Climatic Change

, Volume 51, Issue 1, pp 73–99

Monitoring and Verifying Changes of Organic Carbon in Soil

Authors

  • W. M. Post
    • Oak Ridge National Laboratory
  • R. C. Izaurralde
    • Pacific Northwest National Laboratory
  • L. K. Mann
    • Oak Ridge National Laboratory
  • N. Bliss
    • EROS Data Center
Article

DOI: 10.1023/A:1017514802028

Cite this article as:
Post, W.M., Izaurralde, R.C., Mann, L.K. et al. Climatic Change (2001) 51: 73. doi:10.1023/A:1017514802028

Abstract

Changes in soil and vegetation management can impact strongly on the rates of carbon (C) accumulation and loss in soil, even over short periods of time. Detecting the effects of such changes in accumulation and loss rates on the amount of C stored in soil presents many challenges. Consideration of the temporal and spatial heterogeneity of soil properties, general environmental conditions, and management history is essential when designing methods for monitoring and projecting changes in soil C stocks. Several approaches and tools will be required to develop reliable estimates of changes in soil C at scales ranging from the individual experimental plot to whole regional and national inventories.
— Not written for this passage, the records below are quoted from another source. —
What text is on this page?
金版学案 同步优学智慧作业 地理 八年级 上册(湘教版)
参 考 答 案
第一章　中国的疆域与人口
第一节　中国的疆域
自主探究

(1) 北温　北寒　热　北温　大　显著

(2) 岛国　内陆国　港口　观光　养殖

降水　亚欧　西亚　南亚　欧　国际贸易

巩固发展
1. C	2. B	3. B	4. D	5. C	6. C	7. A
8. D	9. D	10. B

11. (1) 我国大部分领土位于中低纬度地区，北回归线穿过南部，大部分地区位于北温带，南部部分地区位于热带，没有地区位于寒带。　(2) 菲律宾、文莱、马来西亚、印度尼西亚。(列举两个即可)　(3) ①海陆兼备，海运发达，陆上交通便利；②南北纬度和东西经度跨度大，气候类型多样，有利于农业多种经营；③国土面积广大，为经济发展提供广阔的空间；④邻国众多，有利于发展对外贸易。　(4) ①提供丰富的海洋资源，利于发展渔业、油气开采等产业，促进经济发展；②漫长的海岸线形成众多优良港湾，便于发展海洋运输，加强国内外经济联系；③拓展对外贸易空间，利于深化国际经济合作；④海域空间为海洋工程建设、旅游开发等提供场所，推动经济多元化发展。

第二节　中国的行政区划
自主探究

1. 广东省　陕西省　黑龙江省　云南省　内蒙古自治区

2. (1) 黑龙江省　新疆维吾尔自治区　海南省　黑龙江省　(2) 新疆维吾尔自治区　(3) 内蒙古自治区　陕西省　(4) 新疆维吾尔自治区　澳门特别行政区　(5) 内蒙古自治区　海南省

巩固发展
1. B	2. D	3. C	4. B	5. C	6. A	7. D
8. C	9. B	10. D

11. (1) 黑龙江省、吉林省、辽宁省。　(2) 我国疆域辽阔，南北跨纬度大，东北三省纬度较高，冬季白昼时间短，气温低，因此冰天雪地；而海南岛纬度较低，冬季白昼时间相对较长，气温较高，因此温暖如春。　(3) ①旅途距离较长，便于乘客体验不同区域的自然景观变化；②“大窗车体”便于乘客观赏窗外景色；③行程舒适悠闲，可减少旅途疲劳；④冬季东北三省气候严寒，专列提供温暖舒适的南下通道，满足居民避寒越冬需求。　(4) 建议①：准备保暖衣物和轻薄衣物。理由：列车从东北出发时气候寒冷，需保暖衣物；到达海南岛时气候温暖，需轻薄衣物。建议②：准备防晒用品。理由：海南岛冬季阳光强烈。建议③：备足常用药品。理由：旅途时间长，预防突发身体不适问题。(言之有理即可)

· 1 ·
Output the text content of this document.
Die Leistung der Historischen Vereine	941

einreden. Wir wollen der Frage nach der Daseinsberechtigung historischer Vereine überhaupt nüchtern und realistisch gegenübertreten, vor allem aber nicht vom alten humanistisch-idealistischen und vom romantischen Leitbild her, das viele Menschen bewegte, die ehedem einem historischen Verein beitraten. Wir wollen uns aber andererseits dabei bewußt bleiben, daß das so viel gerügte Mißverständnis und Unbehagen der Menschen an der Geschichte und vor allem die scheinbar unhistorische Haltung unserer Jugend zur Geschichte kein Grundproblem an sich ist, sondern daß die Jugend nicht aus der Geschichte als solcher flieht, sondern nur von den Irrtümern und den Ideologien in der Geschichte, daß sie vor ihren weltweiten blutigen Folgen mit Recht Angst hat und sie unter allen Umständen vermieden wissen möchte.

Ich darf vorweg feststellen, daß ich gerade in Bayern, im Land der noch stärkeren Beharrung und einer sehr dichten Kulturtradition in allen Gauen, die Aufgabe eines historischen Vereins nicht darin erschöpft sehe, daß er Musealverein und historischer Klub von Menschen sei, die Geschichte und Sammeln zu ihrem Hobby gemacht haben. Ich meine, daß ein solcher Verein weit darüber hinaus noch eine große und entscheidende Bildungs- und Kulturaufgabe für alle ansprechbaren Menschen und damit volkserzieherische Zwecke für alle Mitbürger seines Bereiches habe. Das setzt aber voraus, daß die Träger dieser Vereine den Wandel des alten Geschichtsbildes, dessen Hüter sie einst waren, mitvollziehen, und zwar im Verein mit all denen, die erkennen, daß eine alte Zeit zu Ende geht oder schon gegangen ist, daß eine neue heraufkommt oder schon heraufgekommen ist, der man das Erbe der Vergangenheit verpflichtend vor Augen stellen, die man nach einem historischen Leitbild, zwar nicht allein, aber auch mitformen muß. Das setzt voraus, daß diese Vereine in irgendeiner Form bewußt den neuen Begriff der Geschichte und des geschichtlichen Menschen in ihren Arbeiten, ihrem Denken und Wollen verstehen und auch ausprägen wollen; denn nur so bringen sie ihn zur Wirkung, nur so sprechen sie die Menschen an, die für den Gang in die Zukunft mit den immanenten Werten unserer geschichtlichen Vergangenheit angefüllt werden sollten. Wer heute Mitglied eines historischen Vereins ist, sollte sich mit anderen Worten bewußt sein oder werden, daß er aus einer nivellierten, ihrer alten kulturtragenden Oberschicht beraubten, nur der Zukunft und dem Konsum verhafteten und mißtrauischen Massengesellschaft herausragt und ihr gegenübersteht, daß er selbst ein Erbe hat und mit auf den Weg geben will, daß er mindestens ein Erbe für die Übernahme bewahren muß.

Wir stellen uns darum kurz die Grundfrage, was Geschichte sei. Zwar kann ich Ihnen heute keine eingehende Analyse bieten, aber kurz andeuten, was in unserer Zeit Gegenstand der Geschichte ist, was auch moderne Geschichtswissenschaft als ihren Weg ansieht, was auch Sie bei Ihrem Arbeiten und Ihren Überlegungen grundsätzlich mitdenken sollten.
In this paper we present an overview of soil properties and processes that must be considered. We classify the methods for determining soil C changes as direct or indirect. Direct methods include field and laboratory measurements of total C, various physical and chemical fractions, and C isotopes. A promising direct method is eddy covariance measurement of CO2 fluxes. Indirect methods include simple and stratified accounting, use of environmental and topographic relationships, and modeling approaches. We present a conceptual plan for monitoring soil C changes at regional scales that can be readily implemented. Finally, we anticipate significant improvements in soil C monitoring with the advent of instruments capable of direct and precise measurements in the field as well as methods for interpreting and extrapolating spatial and temporal information.